OnForce has closed a $6.75 million series A1 financing round led by Accel Partners. OnForce is a “marketplace for on site IT services”. Companies use the site to post contract gigs for registered IT professionals in your area. Postings can be made to the site for $11 with 10% of the parts and labor taken after completion of the job and final payment transferred. OnForce plans on putting the financing toward expanding their operations into new markets outside of their current U.S. operations.
Marketplaces for technical services, especially coding, have been around for some time now, but the emergence of startups like Odesk and OnForce have shown there’s room for improvement. OnForce’s marketplace currently has more than 10,000 service professionals and has completed over 500,000 service events in its IT services marketplace. Their site also says they have an 18 minute median time till acceptance for work orders.
A key element for marketplaces is building trust between buyers and sellers. To that end OnForce has implemented training sessions, a ratings system, verified certifications, and optional background checks from ChoicePoint.





This is no news!
Slow day guys?
The real news is:
“Ballmer Dissed By TC40, Staff Apologizes, Riley Resigns!”
http://fakesteveballmer.blogspot.com
Here’s some (not really) news from the spyware dept: Is it time to add Claria to the deadpool? Started the year with ~200 employees, down to ~50 as of yesterday.
Hm, this would definitely be geared towards professional IT consultants….makes me feel like just giving up on trying to enter that area :’( everyone will flock to the pro’s on this site
Interesting idea, though 11% seems pricey.
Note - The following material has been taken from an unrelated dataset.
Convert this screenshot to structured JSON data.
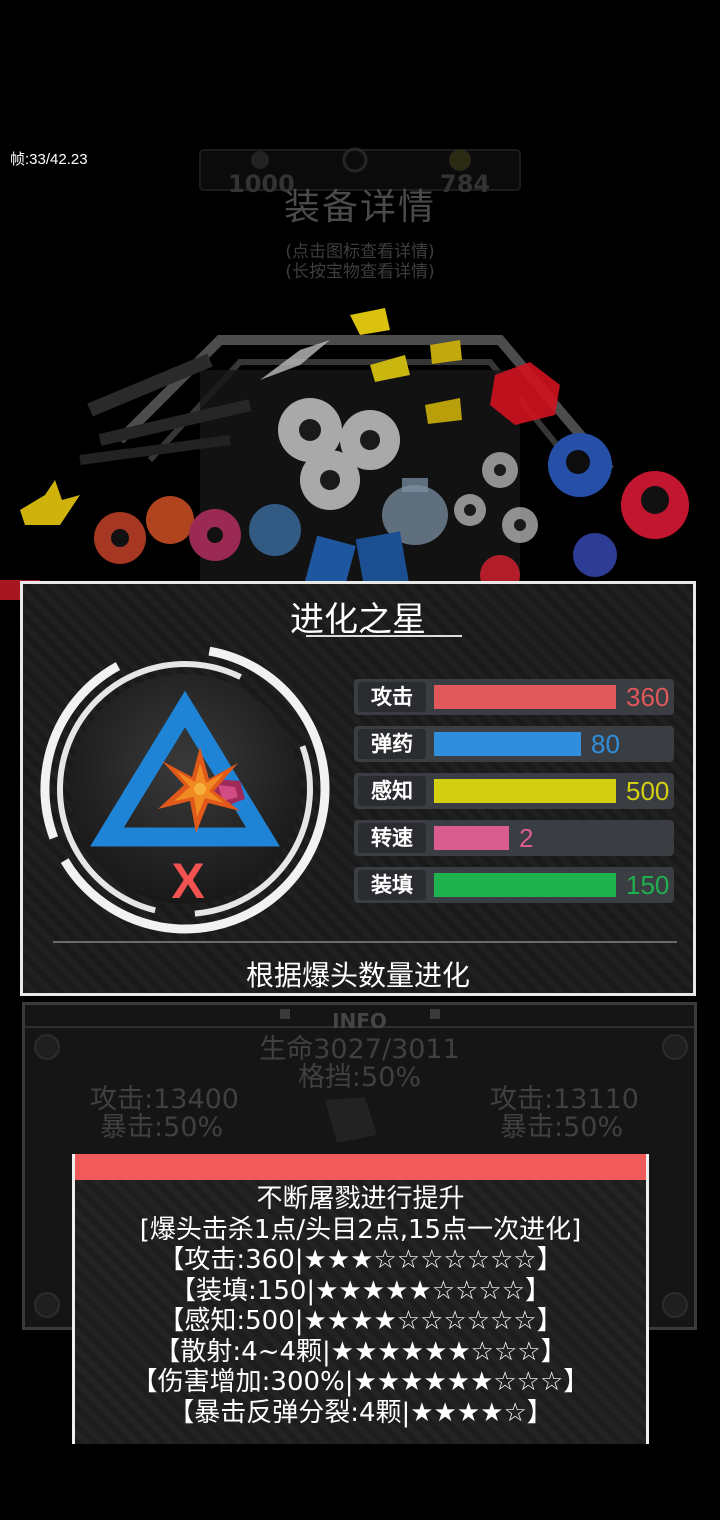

thanks to share, for me still are news
11% seems pricey.
bp
trading tennis
It’s a little steep, but with the services that I can now offer as a result it’s totally worth it. Basically, I now have nationwide service coverage for those sticky situations that actually require someone on-site.
And besides, you get to decide how much you’ll pay (per hour, per gig, etc) before you send the work request. After it’s sent, who ever responds first gets the gig.
The service buyer (usually a VAR, solution provider or IT staffing firm) just pays the access fee of $11 per service event. These companies can create nationwide coverage and bring on specialized skills like VoIP, consumer electronics, point of sale, etc. And because it’s purely on-demand, there’s no upfront cost of hiring, training or retaining new employees.
In exchange for OnForce finding the project, handling nearly instantaneous payment and tax paperwork, the service provider pays 10% after the service event closes.
Aw, congrats to them! I know somebody on the team there, Accel is in very good hands.